Bitter Honey is told through 11 letters.

In their synopsis, the publisher, Penguin Random House, say: “Hannah has lived at Berllan Deg all her life, her husband came to live at the orchard when they got married. Tonight, she prepares for his funeral as he lies in the parlour.

“Over 50 years of marriage, a lifetime of memories dissipating in the impossibility of his stillness.

“He was a writer and a beekeeper who came to understand the world through the language of bees.

“He has left her 11 letters; the exact same number as there are frames in a bee’s nest. Each letter is an examination of an aspect of their marriage.

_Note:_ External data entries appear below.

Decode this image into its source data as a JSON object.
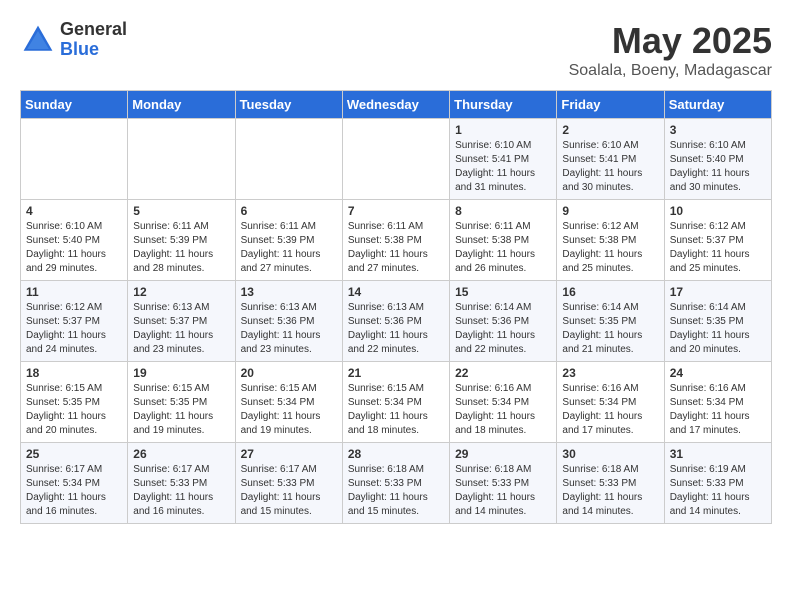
{
  "header": {
    "logo_general": "General",
    "logo_blue": "Blue",
    "month_year": "May 2025",
    "location": "Soalala, Boeny, Madagascar"
  },
  "days_of_week": [
    "Sunday",
    "Monday",
    "Tuesday",
    "Wednesday",
    "Thursday",
    "Friday",
    "Saturday"
  ],
  "weeks": [
    [
      {
        "day": "",
        "info": ""
      },
      {
        "day": "",
        "info": ""
      },
      {
        "day": "",
        "info": ""
      },
      {
        "day": "",
        "info": ""
      },
      {
        "day": "1",
        "info": "Sunrise: 6:10 AM\nSunset: 5:41 PM\nDaylight: 11 hours\nand 31 minutes."
      },
      {
        "day": "2",
        "info": "Sunrise: 6:10 AM\nSunset: 5:41 PM\nDaylight: 11 hours\nand 30 minutes."
      },
      {
        "day": "3",
        "info": "Sunrise: 6:10 AM\nSunset: 5:40 PM\nDaylight: 11 hours\nand 30 minutes."
      }
    ],
    [
      {
        "day": "4",
        "info": "Sunrise: 6:10 AM\nSunset: 5:40 PM\nDaylight: 11 hours\nand 29 minutes."
      },
      {
        "day": "5",
        "info": "Sunrise: 6:11 AM\nSunset: 5:39 PM\nDaylight: 11 hours\nand 28 minutes."
      },
      {
        "day": "6",
        "info": "Sunrise: 6:11 AM\nSunset: 5:39 PM\nDaylight: 11 hours\nand 27 minutes."
      },
      {
        "day": "7",
        "info": "Sunrise: 6:11 AM\nSunset: 5:38 PM\nDaylight: 11 hours\nand 27 minutes."
      },
      {
        "day": "8",
        "info": "Sunrise: 6:11 AM\nSunset: 5:38 PM\nDaylight: 11 hours\nand 26 minutes."
      },
      {
        "day": "9",
        "info": "Sunrise: 6:12 AM\nSunset: 5:38 PM\nDaylight: 11 hours\nand 25 minutes."
      },
      {
        "day": "10",
        "info": "Sunrise: 6:12 AM\nSunset: 5:37 PM\nDaylight: 11 hours\nand 25 minutes."
      }
    ],
    [
      {
        "day": "11",
        "info": "Sunrise: 6:12 AM\nSunset: 5:37 PM\nDaylight: 11 hours\nand 24 minutes."
      },
      {
        "day": "12",
        "info": "Sunrise: 6:13 AM\nSunset: 5:37 PM\nDaylight: 11 hours\nand 23 minutes."
      },
      {
        "day": "13",
        "info": "Sunrise: 6:13 AM\nSunset: 5:36 PM\nDaylight: 11 hours\nand 23 minutes."
      },
      {
        "day": "14",
        "info": "Sunrise: 6:13 AM\nSunset: 5:36 PM\nDaylight: 11 hours\nand 22 minutes."
      },
      {
        "day": "15",
        "info": "Sunrise: 6:14 AM\nSunset: 5:36 PM\nDaylight: 11 hours\nand 22 minutes."
      },
      {
        "day": "16",
        "info": "Sunrise: 6:14 AM\nSunset: 5:35 PM\nDaylight: 11 hours\nand 21 minutes."
      },
      {
        "day": "17",
        "info": "Sunrise: 6:14 AM\nSunset: 5:35 PM\nDaylight: 11 hours\nand 20 minutes."
      }
    ],
    [
      {
        "day": "18",
        "info": "Sunrise: 6:15 AM\nSunset: 5:35 PM\nDaylight: 11 hours\nand 20 minutes."
      },
      {
        "day": "19",
        "info": "Sunrise: 6:15 AM\nSunset: 5:35 PM\nDaylight: 11 hours\nand 19 minutes."
      },
      {
        "day": "20",
        "info": "Sunrise: 6:15 AM\nSunset: 5:34 PM\nDaylight: 11 hours\nand 19 minutes."
      },
      {
        "day": "21",
        "info": "Sunrise: 6:15 AM\nSunset: 5:34 PM\nDaylight: 11 hours\nand 18 minutes."
      },
      {
        "day": "22",
        "info": "Sunrise: 6:16 AM\nSunset: 5:34 PM\nDaylight: 11 hours\nand 18 minutes."
      },
      {
        "day": "23",
        "info": "Sunrise: 6:16 AM\nSunset: 5:34 PM\nDaylight: 11 hours\nand 17 minutes."
      },
      {
        "day": "24",
        "info": "Sunrise: 6:16 AM\nSunset: 5:34 PM\nDaylight: 11 hours\nand 17 minutes."
      }
    ],
    [
      {
        "day": "25",
        "info": "Sunrise: 6:17 AM\nSunset: 5:34 PM\nDaylight: 11 hours\nand 16 minutes."
      },
      {
        "day": "26",
        "info": "Sunrise: 6:17 AM\nSunset: 5:33 PM\nDaylight: 11 hours\nand 16 minutes."
      },
      {
        "day": "27",
        "info": "Sunrise: 6:17 AM\nSunset: 5:33 PM\nDaylight: 11 hours\nand 15 minutes."
      },
      {
        "day": "28",
        "info": "Sunrise: 6:18 AM\nSunset: 5:33 PM\nDaylight: 11 hours\nand 15 minutes."
      },
      {
        "day": "29",
        "info": "Sunrise: 6:18 AM\nSunset: 5:33 PM\nDaylight: 11 hours\nand 14 minutes."
      },
      {
        "day": "30",
        "info": "Sunrise: 6:18 AM\nSunset: 5:33 PM\nDaylight: 11 hours\nand 14 minutes."
      },
      {
        "day": "31",
        "info": "Sunrise: 6:19 AM\nSunset: 5:33 PM\nDaylight: 11 hours\nand 14 minutes."
      }
    ]
  ]
}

Professor Matthew Jarvis and Caryl Lewis at the launch of Bitter Honey at the National Library of Wales, the first event organised there by Waterstones, Aberystwyth. Photo: Julie McNicholls Vale
Professor Matthew Jarvis and Caryl Lewis at the launch of Bitter Honey at the National Library of Wales, the first event organised there by Waterstones, Aberystwyth. Photo: Julie McNicholls Vale (Copyright: See previous)

“The morning of the funeral, Sadie, Hannah’s estranged little sister comes back home for the service. As the letters unfold, they reveal a devastating secret that will make Hannah have to re-evaluate her whole life.

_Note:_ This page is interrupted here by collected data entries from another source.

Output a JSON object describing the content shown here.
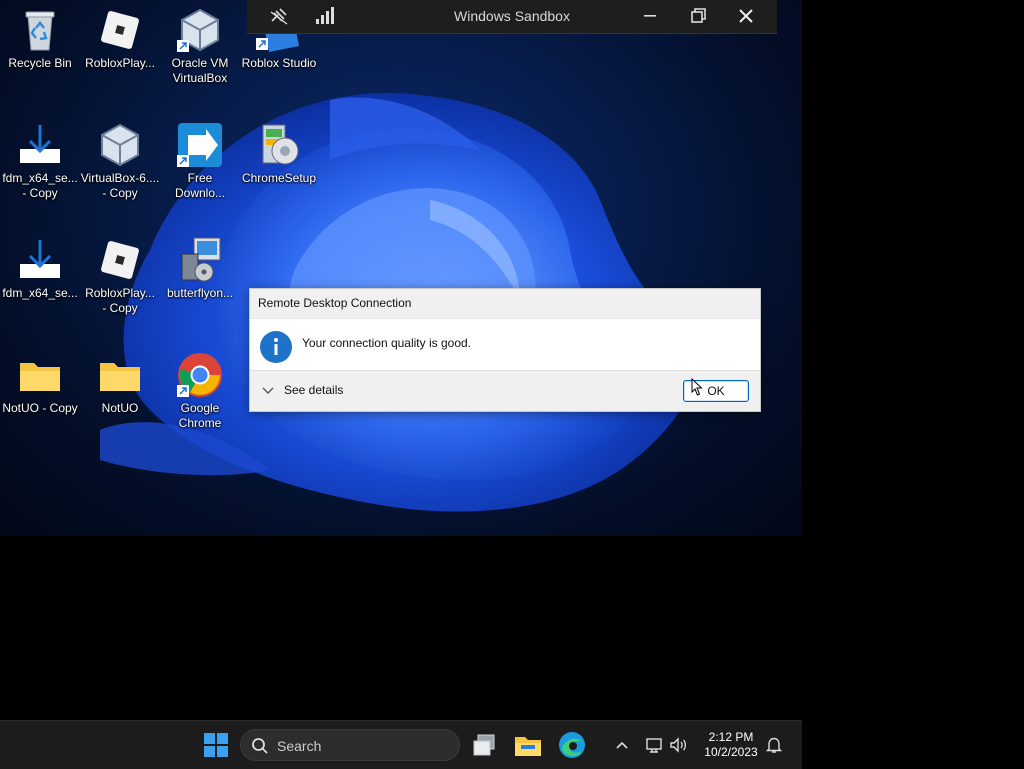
{
  "window": {
    "title": "Windows Sandbox"
  },
  "desktop_icons": [
    {
      "label": "Recycle Bin"
    },
    {
      "label": "RobloxPlay..."
    },
    {
      "label": "Oracle VM\nVirtualBox"
    },
    {
      "label": "Roblox Studio"
    },
    {
      "label": "fdm_x64_se...\n- Copy"
    },
    {
      "label": "VirtualBox-6....\n- Copy"
    },
    {
      "label": "Free\nDownlo..."
    },
    {
      "label": "ChromeSetup"
    },
    {
      "label": "fdm_x64_se..."
    },
    {
      "label": "RobloxPlay...\n- Copy"
    },
    {
      "label": "butterflyon..."
    },
    {
      "label": "NotUO - Copy"
    },
    {
      "label": "NotUO"
    },
    {
      "label": "Google\nChrome"
    }
  ],
  "dialog": {
    "title": "Remote Desktop Connection",
    "message": "Your connection quality is good.",
    "details_label": "See details",
    "ok_label": "OK"
  },
  "taskbar": {
    "search_placeholder": "Search",
    "time": "2:12 PM",
    "date": "10/2/2023"
  },
  "colors": {
    "accent": "#0067c0",
    "taskbar": "#1c1c1c",
    "titlebar": "#1e1e1e"
  }
}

“Bitter Honey is a novel which brings three very different women together into a broken Eden and examines how they rebuild it on their own terms.”

Caryl Lewis, who lives in Goginan, is a multi-award-winning Welsh novelist, children's writer, playwright and screenwriter. Her breakthrough novel Martha, Jac a Sianco is widely regarded as a modern classic of Welsh literature, and sits on the Welsh curriculum. The film adaptation - with a screenplay by Caryl herself – won six Welsh BAFTAS. Her other screenwriting work includes BBC/S4C thrillers Hinterland and Hidden.

In 2023, she won the Wales Book of the Year Award for the third time for her debut English novel Drift, making her the first writer ever to have won in both languages. She is a visiting lecturer in Creative Writing at Cardiff University, and lives with her family on a farm near Aberystwyth.